14.00 hrs.: The service is over. The eight guards carry out the coffin. This is followed by a minute's silence. Diana begins her final journey. The soldiers place the coffin in a black hearse. 123 kilometres north of London, in Althorp, she is to be buried in the presence of her family at the Spencer family estate. The limousine drives slowly through London. Overall on the sides of the streets stand people who want to say goodbye to Diana. They throw flowers on the roof, on the bonnet, on the bumper. Sometimes the driver has to turn on the windscreen-wipers in order to be able to see the way ahead. The car joins the motorway. It is flanked by police on motorbikes. On the opposite side of the motorway the cars have stopped. The people get out and wave at Diana one last time. Diana should actually be laid to rest in the Spencer family grave in the village church of St. Mary the Virgin. The 400-soul village Great Brington has just one postoffice, one pub and one village stores. Everyone knows everyone else. In order to prevent the small village becoming a place of pilgrimage the Spencer family chose a small wooded island on the estate lake to be Diana's final resting place. The giant 240 hectare estate Althorp is protected by a two metre high russet stone wall. In this way Diana's sons William and Harry have the opportunity to visit their mother's grave.
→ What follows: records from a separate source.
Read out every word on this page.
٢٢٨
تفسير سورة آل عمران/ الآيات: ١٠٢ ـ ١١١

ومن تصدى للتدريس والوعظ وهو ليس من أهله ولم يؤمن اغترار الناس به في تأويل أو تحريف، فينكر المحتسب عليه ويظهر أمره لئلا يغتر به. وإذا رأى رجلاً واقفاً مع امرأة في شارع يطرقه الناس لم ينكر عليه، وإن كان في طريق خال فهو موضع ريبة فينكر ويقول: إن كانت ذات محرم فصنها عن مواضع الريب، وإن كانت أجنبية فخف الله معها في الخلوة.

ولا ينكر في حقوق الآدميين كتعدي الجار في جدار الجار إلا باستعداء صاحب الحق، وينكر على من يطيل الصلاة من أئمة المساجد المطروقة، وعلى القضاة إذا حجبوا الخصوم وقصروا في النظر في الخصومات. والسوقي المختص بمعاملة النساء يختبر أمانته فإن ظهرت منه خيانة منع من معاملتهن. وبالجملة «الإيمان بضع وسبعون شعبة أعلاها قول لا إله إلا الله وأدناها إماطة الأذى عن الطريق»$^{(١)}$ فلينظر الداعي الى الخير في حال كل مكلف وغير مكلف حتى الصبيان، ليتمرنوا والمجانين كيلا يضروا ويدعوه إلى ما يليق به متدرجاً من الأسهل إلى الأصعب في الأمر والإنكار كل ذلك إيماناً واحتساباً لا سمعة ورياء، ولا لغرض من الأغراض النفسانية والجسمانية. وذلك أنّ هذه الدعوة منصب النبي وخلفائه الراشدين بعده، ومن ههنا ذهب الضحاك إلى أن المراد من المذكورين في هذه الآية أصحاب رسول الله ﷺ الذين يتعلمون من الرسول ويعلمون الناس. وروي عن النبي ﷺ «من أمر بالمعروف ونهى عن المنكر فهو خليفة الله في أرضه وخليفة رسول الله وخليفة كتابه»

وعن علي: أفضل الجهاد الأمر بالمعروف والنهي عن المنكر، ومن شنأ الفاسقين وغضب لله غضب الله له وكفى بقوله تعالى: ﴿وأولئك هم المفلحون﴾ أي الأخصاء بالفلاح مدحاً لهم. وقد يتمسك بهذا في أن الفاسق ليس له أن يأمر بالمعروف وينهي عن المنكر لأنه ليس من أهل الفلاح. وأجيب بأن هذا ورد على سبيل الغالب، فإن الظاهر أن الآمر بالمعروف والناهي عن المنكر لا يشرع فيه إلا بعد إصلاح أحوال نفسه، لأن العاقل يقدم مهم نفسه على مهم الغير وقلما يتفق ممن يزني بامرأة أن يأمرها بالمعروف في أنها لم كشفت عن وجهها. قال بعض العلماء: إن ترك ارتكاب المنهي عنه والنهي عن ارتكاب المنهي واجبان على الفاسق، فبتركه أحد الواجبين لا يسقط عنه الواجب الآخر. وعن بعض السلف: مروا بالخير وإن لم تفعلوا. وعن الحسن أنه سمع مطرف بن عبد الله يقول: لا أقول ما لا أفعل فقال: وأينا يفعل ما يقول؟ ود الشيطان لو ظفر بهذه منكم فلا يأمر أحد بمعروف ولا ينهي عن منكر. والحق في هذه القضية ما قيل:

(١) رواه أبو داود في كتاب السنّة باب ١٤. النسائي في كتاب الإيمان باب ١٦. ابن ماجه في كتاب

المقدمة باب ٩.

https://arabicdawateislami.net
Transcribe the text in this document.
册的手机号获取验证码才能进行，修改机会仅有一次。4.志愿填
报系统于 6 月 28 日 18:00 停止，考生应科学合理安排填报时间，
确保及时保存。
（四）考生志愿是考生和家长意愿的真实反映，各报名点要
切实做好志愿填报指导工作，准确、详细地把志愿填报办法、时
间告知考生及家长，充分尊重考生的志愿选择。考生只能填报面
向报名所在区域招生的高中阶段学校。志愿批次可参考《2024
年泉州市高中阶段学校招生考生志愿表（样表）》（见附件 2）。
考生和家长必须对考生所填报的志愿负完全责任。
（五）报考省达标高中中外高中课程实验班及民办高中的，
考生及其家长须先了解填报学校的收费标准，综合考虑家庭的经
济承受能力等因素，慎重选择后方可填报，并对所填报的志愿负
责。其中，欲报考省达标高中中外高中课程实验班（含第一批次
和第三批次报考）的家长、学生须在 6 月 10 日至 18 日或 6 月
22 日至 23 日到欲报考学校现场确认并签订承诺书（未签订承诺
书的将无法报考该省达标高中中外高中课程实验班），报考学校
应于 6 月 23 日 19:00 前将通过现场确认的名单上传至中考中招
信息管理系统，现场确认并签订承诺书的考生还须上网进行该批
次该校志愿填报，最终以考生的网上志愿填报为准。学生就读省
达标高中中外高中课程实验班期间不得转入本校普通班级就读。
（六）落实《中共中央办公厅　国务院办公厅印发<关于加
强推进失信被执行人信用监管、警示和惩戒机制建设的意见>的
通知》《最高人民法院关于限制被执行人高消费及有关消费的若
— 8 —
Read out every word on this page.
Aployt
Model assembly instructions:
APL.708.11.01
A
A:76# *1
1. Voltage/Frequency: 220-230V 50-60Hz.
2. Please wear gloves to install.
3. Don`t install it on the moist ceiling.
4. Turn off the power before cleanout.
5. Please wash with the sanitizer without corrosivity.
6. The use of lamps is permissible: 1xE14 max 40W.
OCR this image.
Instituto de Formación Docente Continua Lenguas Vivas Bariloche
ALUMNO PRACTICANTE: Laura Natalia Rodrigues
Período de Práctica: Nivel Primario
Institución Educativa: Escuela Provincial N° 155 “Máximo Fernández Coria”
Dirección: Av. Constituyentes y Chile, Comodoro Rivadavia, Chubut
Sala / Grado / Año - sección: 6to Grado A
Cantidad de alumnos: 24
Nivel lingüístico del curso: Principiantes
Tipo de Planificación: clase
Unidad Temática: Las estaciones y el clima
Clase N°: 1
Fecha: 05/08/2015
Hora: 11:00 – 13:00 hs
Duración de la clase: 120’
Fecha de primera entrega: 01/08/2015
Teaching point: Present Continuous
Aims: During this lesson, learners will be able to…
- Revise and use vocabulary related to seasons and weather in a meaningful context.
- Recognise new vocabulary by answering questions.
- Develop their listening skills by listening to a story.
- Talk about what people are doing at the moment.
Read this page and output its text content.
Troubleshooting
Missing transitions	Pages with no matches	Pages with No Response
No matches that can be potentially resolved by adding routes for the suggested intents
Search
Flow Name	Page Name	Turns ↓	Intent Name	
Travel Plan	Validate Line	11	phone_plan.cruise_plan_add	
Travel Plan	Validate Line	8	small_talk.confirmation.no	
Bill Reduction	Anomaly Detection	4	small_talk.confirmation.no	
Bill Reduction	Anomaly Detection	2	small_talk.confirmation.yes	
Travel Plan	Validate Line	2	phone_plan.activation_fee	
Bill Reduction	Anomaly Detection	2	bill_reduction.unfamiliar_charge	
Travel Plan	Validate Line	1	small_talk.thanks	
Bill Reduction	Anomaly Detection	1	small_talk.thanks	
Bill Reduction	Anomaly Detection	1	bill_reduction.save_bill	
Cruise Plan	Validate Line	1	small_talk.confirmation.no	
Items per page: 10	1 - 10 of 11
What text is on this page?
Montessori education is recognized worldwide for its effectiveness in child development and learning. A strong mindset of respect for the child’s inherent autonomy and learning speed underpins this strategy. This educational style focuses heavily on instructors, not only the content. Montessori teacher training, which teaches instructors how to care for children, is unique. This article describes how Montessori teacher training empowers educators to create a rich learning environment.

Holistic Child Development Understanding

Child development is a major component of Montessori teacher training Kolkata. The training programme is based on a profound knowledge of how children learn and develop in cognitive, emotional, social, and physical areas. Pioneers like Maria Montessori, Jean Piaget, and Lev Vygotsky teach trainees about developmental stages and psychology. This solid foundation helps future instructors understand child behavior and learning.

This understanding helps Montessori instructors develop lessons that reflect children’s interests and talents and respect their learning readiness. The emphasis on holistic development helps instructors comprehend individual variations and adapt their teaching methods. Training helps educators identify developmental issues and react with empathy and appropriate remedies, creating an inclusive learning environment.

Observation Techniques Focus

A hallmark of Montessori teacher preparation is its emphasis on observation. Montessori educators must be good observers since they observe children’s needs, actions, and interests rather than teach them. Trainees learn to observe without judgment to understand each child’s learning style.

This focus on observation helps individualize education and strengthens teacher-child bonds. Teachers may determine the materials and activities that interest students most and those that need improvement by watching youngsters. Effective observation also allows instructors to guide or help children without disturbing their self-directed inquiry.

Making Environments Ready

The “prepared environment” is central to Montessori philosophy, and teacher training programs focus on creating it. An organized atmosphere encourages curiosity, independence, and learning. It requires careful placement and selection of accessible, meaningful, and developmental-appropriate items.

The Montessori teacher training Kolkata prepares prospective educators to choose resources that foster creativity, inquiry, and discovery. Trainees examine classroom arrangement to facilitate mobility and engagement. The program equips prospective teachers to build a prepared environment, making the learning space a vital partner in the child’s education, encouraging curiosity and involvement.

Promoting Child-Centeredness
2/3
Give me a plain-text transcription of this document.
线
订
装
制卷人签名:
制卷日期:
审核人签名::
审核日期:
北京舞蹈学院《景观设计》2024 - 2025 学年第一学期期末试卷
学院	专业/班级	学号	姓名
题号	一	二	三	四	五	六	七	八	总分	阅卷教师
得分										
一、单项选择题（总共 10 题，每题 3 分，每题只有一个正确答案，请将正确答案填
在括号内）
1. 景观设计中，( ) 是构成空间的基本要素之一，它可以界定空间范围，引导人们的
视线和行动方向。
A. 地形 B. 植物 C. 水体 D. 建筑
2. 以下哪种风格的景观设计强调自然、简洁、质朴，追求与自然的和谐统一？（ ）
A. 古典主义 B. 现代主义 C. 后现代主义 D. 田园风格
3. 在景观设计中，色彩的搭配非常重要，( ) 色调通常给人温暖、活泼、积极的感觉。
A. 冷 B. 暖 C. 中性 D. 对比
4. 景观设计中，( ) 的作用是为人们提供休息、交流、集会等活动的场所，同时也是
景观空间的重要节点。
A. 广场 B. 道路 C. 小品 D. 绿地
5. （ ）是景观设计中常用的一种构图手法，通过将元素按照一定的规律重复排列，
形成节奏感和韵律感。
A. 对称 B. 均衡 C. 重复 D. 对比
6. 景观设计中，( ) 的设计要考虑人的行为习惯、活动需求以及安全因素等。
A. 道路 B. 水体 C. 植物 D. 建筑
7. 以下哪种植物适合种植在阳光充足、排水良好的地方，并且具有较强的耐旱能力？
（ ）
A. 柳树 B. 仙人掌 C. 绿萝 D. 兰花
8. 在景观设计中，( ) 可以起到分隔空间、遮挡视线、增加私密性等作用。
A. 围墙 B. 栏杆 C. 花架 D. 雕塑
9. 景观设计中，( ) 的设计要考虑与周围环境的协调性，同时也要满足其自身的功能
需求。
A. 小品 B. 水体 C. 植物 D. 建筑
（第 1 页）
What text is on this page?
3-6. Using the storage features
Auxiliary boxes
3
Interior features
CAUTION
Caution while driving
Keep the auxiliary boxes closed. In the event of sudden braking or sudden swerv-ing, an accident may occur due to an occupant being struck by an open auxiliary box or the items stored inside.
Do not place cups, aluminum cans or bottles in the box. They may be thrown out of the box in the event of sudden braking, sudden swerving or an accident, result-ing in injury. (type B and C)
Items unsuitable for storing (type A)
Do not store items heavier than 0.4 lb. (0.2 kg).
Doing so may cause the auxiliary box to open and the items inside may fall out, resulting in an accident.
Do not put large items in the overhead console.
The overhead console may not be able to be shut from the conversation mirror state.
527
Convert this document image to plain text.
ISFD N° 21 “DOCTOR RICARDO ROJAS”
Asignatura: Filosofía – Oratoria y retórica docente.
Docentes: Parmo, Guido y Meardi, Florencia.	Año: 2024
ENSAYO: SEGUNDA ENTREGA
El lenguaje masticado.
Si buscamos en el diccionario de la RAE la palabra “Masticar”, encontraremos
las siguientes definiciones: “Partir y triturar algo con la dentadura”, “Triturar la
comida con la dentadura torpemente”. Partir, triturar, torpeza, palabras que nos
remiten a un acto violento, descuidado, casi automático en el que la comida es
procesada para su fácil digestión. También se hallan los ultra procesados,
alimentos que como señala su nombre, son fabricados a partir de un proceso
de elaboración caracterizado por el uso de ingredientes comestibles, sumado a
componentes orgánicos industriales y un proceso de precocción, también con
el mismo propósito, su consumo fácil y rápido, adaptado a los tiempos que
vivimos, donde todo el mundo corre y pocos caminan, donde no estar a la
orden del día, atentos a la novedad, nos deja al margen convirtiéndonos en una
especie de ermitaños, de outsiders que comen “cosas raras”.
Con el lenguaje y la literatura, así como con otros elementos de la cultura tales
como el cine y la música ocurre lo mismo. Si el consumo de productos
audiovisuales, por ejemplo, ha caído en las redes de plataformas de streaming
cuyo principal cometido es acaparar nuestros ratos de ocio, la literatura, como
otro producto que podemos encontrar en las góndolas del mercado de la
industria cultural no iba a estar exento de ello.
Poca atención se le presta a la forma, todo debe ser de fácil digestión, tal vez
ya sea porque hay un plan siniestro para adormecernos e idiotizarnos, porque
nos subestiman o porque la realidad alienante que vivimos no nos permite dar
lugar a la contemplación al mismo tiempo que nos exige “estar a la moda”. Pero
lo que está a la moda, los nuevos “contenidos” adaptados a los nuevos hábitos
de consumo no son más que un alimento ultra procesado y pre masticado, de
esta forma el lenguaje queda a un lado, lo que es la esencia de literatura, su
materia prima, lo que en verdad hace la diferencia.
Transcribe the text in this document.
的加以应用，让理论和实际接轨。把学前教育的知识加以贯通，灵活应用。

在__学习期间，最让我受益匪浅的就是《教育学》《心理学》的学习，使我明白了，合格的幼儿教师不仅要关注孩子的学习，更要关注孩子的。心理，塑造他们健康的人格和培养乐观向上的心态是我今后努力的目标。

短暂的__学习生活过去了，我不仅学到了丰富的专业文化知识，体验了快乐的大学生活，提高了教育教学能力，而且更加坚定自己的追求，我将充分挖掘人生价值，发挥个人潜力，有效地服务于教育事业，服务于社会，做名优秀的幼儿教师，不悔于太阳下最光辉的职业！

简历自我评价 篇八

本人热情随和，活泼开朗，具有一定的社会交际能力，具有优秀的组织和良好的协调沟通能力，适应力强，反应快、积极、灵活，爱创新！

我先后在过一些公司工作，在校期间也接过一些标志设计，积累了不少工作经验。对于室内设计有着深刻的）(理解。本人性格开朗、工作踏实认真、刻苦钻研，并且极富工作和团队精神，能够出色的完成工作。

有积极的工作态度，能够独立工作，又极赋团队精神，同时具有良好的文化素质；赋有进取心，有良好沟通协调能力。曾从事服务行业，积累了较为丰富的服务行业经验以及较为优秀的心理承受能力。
Diana has returned home. The large wrought-iron gate of Althorp House closes behind her for a final time.
Diana is buried in complete silence. Only Prince Charles, the two sons, Diana's siblings, her mother, Diana's best friend and a clergyman are present. A few weeks beforehand Diana had ordered a black long-sleeve wrap-around dress from her clothes designer Catherine Walker. She wears it on this memorable day for the first time and for eternity. In her hands a rosary, which Diana had once received as a gift from Mother Theresa.